Sorry, i didn't see all of your second message confirming that they indeed are offering to pay you in pesos. DON'T TAKE IT.

As i said, the peso has been sliding against the dollar. I've read economists debating whether the peso is in danger of a devaluation. The Mexican gov't is denying that there's any possibility of that, but they've consistently denied that before devaluations.

I've seen economists on Mexican TV saying that, unlike in other devaluations, the Mexican economy is much more dependent upon trade with the U.S. rather than oil exports, and with the U.S. economy doing well, the Mex economy should do well.

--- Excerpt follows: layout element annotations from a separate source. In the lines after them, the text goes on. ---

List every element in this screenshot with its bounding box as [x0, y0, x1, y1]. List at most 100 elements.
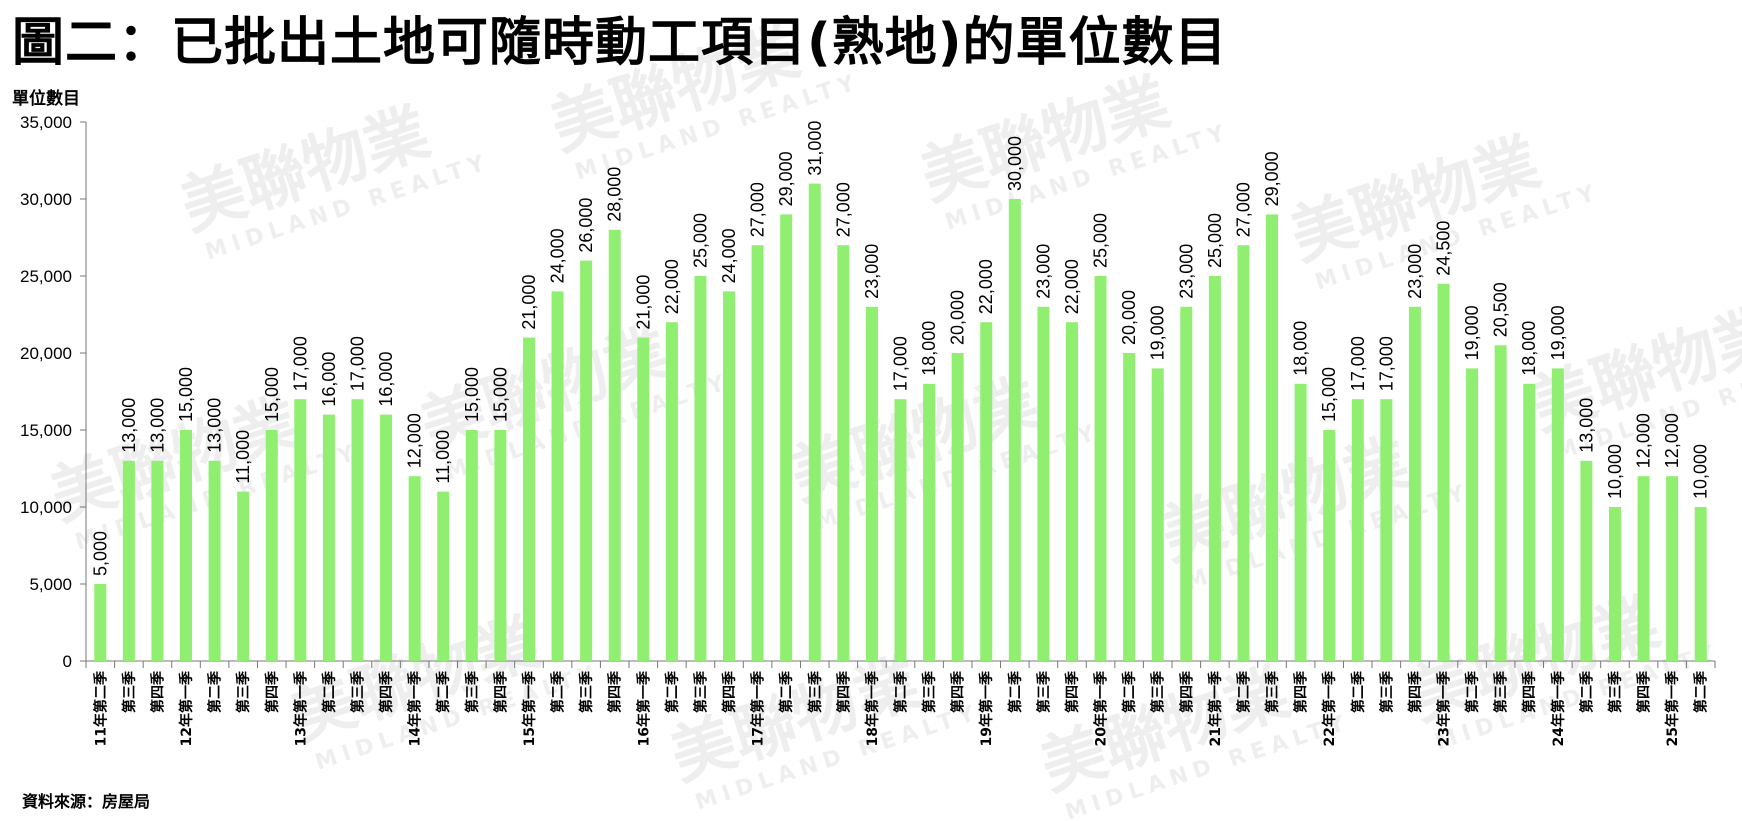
data-label: 18,000 [919, 321, 939, 376]
data-label: 23,000 [1405, 244, 1425, 299]
bar [1380, 399, 1393, 661]
x-tick-label: 第四季 [1636, 671, 1653, 713]
data-label: 22,000 [1062, 259, 1082, 314]
bar [1180, 306, 1193, 661]
bar [751, 245, 764, 661]
data-label: 25,000 [1091, 213, 1111, 268]
data-label: 10,000 [1691, 444, 1711, 499]
x-tick-label: 第四季 [378, 671, 395, 713]
data-label: 11,000 [233, 430, 253, 484]
x-tick-label: 21年第一季 [1207, 671, 1224, 746]
data-label: 12,000 [1662, 413, 1682, 468]
y-tick-label: 30,000 [20, 190, 72, 209]
data-label: 18,000 [1519, 321, 1539, 376]
data-label: 12,000 [1634, 413, 1654, 468]
source-note: 資料來源：房屋局 [22, 792, 151, 811]
x-tick-labels-group: 11年第二季 第三季 第四季 12年第一季 第二季 第三季 第四季 13年第一季 第二季 第三季第… [92, 671, 1709, 746]
x-tick-label: 13年第一季 [292, 671, 309, 746]
data-label: 13,000 [1576, 398, 1596, 453]
bar [980, 322, 993, 661]
x-tick-label: 第四季 [492, 671, 509, 713]
bar [1408, 306, 1421, 661]
data-label: 21,000 [519, 275, 539, 330]
data-label: 19,000 [1148, 305, 1168, 360]
x-tick-label: 第三季 [807, 671, 824, 713]
data-label: 19,000 [1548, 305, 1568, 360]
y-tick-label: 0 [63, 652, 72, 671]
bar [1466, 368, 1479, 661]
data-label: 15,000 [462, 367, 482, 422]
bar [865, 306, 878, 661]
x-tick-label: 第三季 [235, 671, 252, 713]
x-tick-label: 第二季 [1007, 671, 1024, 713]
bars-group [94, 183, 1707, 662]
data-label: 25,000 [1205, 213, 1225, 268]
data-label: 11,000 [433, 430, 453, 484]
x-tick-label: 第二季 [435, 671, 452, 713]
x-tick-label: 第二季 [1464, 671, 1481, 713]
data-label: 17,000 [1376, 336, 1396, 391]
bar [1008, 199, 1021, 661]
x-tick-label: 第二季 [1578, 671, 1595, 713]
bar [780, 214, 793, 661]
x-tick-label: 第三季 [1264, 671, 1281, 713]
bar [94, 584, 107, 661]
bar [494, 430, 507, 661]
bar [1323, 430, 1336, 661]
data-label: 10,000 [1605, 444, 1625, 499]
x-tick-label: 第四季 [721, 671, 738, 713]
bar [380, 414, 393, 661]
x-tick-label: 第三季 [1493, 671, 1510, 713]
x-tick-label: 14年第一季 [407, 671, 424, 746]
bar [1637, 476, 1650, 661]
y-tick-label: 25,000 [20, 267, 72, 286]
x-tick-label: 第四季 [1521, 671, 1538, 713]
bar [465, 430, 478, 661]
data-label: 13,000 [119, 398, 139, 453]
data-label: 20,000 [948, 290, 968, 345]
data-label: 12,000 [405, 413, 425, 468]
x-tick-label: 第二季 [321, 671, 338, 713]
bar [1523, 383, 1536, 661]
data-label: 24,000 [719, 228, 739, 283]
y-tick-label: 5,000 [29, 575, 72, 594]
bar [1151, 368, 1164, 661]
bar [1266, 214, 1279, 661]
y-tick-label: 10,000 [20, 498, 72, 517]
x-tick-label: 第二季 [1121, 671, 1138, 713]
x-tick-label: 第四季 [264, 671, 281, 713]
bar [1437, 283, 1450, 661]
data-label: 29,000 [776, 151, 796, 206]
x-tick-label: 第三季 [121, 671, 138, 713]
bar [1580, 460, 1593, 661]
bar [580, 260, 593, 661]
data-label: 23,000 [1176, 244, 1196, 299]
x-tick-label: 23年第一季 [1436, 671, 1453, 746]
x-tick-label: 12年第一季 [178, 671, 195, 746]
x-tick-label: 第三季 [692, 671, 709, 713]
data-label: 31,000 [805, 121, 825, 176]
x-tick-label: 第四季 [607, 671, 624, 713]
x-tick-label: 第二季 [550, 671, 567, 713]
x-tick-label: 第二季 [664, 671, 681, 713]
x-tick-label: 第二季 [1350, 671, 1367, 713]
data-label: 27,000 [748, 182, 768, 237]
x-tick-label: 第三季 [350, 671, 367, 713]
bar [1065, 322, 1078, 661]
bar [208, 460, 221, 661]
bar [1608, 507, 1621, 661]
x-tick-label: 20年第一季 [1093, 671, 1110, 746]
data-label: 23,000 [862, 244, 882, 299]
data-label: 15,000 [176, 367, 196, 422]
x-tick-label: 第四季 [1064, 671, 1081, 713]
x-tick-label: 第四季 [835, 671, 852, 713]
x-tick-label: 第三季 [464, 671, 481, 713]
bar [923, 383, 936, 661]
data-label: 17,000 [1348, 336, 1368, 391]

Still, to my eye, Mex prices are very high, nearly comparable to what I experienced in 80s and 90s before other devaluations. Those peso drops left employees in my office paid in pesos, both Westerners and Mexicans, in very tough shape compared to those of us, again both Mexicans and internationals, paid in dollars.

It probably won't happen, but in the past, people paid in pesos have seen their salaries cut 30%, 40%, even 50% overnight.


----------



## aleterra (Jan 21, 2015)

Meritorious-MasoMenos said:


> Sorry, i didn't see all of your second message confirming that they indeed are offering to pay you in pesos. DON'T TAKE IT.
> 
> As i said, the peso has been sliding against the dollar. I've read economists debating whether the peso is in danger of a devaluation. The Mexican gov't is denying that there's any possibility of that, but they've consistently denied that before devaluations.
> 
> ...





Hi!

A local contract means that I move to Mexico and I sign a contract as any other Mexican employee, under Mexican law and in pesos.
Expat package means you are still hired in Denmark, under Danish law, and the company has to take care of accommodation costs, transportation, school for your children, etc.

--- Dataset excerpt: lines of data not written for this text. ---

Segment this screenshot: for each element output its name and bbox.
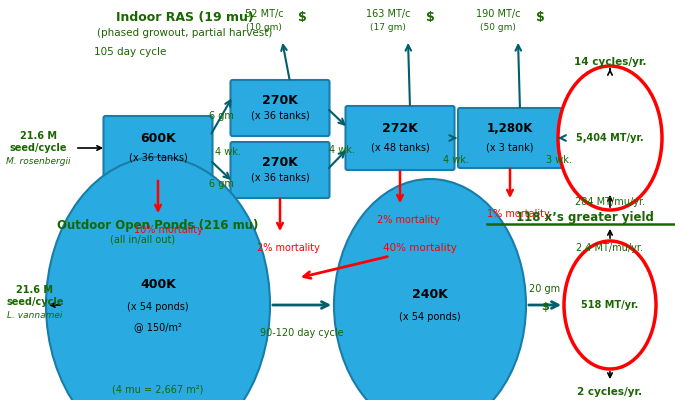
Text: (x 36 tanks): (x 36 tanks) xyxy=(250,111,309,121)
Ellipse shape xyxy=(564,241,656,369)
Text: L. vannamei: L. vannamei xyxy=(7,312,63,320)
Text: 6 gm: 6 gm xyxy=(209,111,234,121)
Text: 4 wk.: 4 wk. xyxy=(215,147,241,157)
Text: 2% mortality: 2% mortality xyxy=(256,243,319,253)
Text: 2% mortality: 2% mortality xyxy=(377,215,439,225)
Text: 240K: 240K xyxy=(412,288,448,302)
Text: (10 gm): (10 gm) xyxy=(246,22,282,32)
FancyBboxPatch shape xyxy=(346,106,454,170)
Text: 1% mortality: 1% mortality xyxy=(487,209,549,219)
Text: 400K: 400K xyxy=(140,278,176,292)
Text: $: $ xyxy=(298,10,306,24)
Text: (x 48 tanks): (x 48 tanks) xyxy=(371,142,429,152)
Text: 3 wk.: 3 wk. xyxy=(546,155,572,165)
Text: Outdoor Open Ponds (216 mu): Outdoor Open Ponds (216 mu) xyxy=(57,218,259,232)
Text: 14 cycles/yr.: 14 cycles/yr. xyxy=(574,57,646,67)
Text: 270K: 270K xyxy=(262,94,298,106)
Text: (x 54 ponds): (x 54 ponds) xyxy=(127,302,189,312)
Ellipse shape xyxy=(334,179,526,400)
Text: 284 MT/mu/yr.: 284 MT/mu/yr. xyxy=(575,197,645,207)
FancyBboxPatch shape xyxy=(458,108,562,168)
Text: 6 gm: 6 gm xyxy=(209,179,234,189)
Text: $: $ xyxy=(426,10,435,24)
Text: (50 gm): (50 gm) xyxy=(480,22,516,32)
Text: 118 x’s greater yield: 118 x’s greater yield xyxy=(516,212,654,224)
Text: seed/cycle: seed/cycle xyxy=(9,143,67,153)
Text: 105 day cycle: 105 day cycle xyxy=(94,47,166,57)
Text: @ 150/m²: @ 150/m² xyxy=(134,322,182,332)
Text: 270K: 270K xyxy=(262,156,298,168)
Text: $: $ xyxy=(536,10,544,24)
Text: 40% mortality: 40% mortality xyxy=(383,243,457,253)
Text: 163 MT/c: 163 MT/c xyxy=(366,9,410,19)
Text: (x 36 tanks): (x 36 tanks) xyxy=(129,152,188,162)
Text: 1,280K: 1,280K xyxy=(487,122,533,136)
Text: M. rosenbergii: M. rosenbergii xyxy=(6,158,70,166)
Text: (x 3 tank): (x 3 tank) xyxy=(486,142,534,152)
Text: seed/cycle: seed/cycle xyxy=(6,297,63,307)
Text: (x 36 tanks): (x 36 tanks) xyxy=(250,173,309,183)
Text: (x 54 ponds): (x 54 ponds) xyxy=(399,312,461,322)
Text: 600K: 600K xyxy=(140,132,176,146)
Text: 20 gm: 20 gm xyxy=(529,284,560,294)
Text: 190 MT/c: 190 MT/c xyxy=(476,9,520,19)
Ellipse shape xyxy=(46,157,270,400)
Text: 10% mortality: 10% mortality xyxy=(134,225,202,235)
Ellipse shape xyxy=(558,66,662,210)
Text: 5,404 MT/yr.: 5,404 MT/yr. xyxy=(576,133,644,143)
Text: $: $ xyxy=(541,302,549,312)
Text: 21.6 M: 21.6 M xyxy=(20,131,57,141)
FancyBboxPatch shape xyxy=(230,142,329,198)
FancyBboxPatch shape xyxy=(230,80,329,136)
Text: 52 MT/c: 52 MT/c xyxy=(244,9,284,19)
Text: 90-120 day cycle: 90-120 day cycle xyxy=(260,328,344,338)
Text: 272K: 272K xyxy=(382,122,418,136)
Text: 2.4 MT/mu/yr.: 2.4 MT/mu/yr. xyxy=(576,243,643,253)
Text: (phased growout, partial harvest): (phased growout, partial harvest) xyxy=(97,28,273,38)
Text: Indoor RAS (19 mu): Indoor RAS (19 mu) xyxy=(116,12,254,24)
Text: 518 MT/yr.: 518 MT/yr. xyxy=(581,300,639,310)
Text: (17 gm): (17 gm) xyxy=(370,22,406,32)
Text: 2 cycles/yr.: 2 cycles/yr. xyxy=(577,387,643,397)
Text: 4 wk.: 4 wk. xyxy=(329,145,355,155)
Text: 21.6 M: 21.6 M xyxy=(16,285,53,295)
FancyBboxPatch shape xyxy=(103,116,213,180)
Text: 4 wk.: 4 wk. xyxy=(443,155,469,165)
Text: (all in/all out): (all in/all out) xyxy=(111,235,176,245)
Text: (4 mu = 2,667 m²): (4 mu = 2,667 m²) xyxy=(112,385,204,395)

Yes, management is very stingy, and even though it is an international company, they won't offer expat packages.
Sorry, I cannot name the company


----------



## Meritorious-MasoMenos (Apr 17, 2014)

aleterra said:


> Hi!
> 
> A local contract means that I move to Mexico and I sign a contract as any other Mexican employee, under Mexican law and in pesos.
> Expat package means you are still hired in Denmark, under Danish law, and the company has to take care of accommodation costs, transportation, school for your children, etc.
> ...


No need to name the company, aleterra. I never asked that. You have my opinion on the peso package. 

However, since I assume you're a fairly young person, you will have a tremendous experience working and living in Mexico. Forget all the scares about the drug wars. They won't affect you unless your company wants to send you to Guerrero state or a few other choice points.

That peso payment is problematic, though. If they won't bend, I'd say you should get something in writing about keeping that peso salary pegged weekly to the euro.

A young person can afford to take some risks (financially) and the benefits of Mexico should outweigh them, with some protections. Let us know.


----------



## aleterra (Jan 21, 2015)

Meritorious-MasoMenos said:


> No need to name the company, aleterra. I never asked that. You have my opinion on the peso package.
> 
> However, since I assume you're a fairly young person, you will have a tremendous experience working and living in Mexico. Forget all the scares about the drug wars. They won't affect you unless your company wants to send you to Guerrero state or a few other choice points.
> 
> ...


Hey, thanks for the "young" thing 

But I am in my late 30's and with over 10 years of experience so that is not really a reason for me.
I guess I am asking here what I already know. I don't want to go to mexico but if the benefits are excellent then I would go...


----------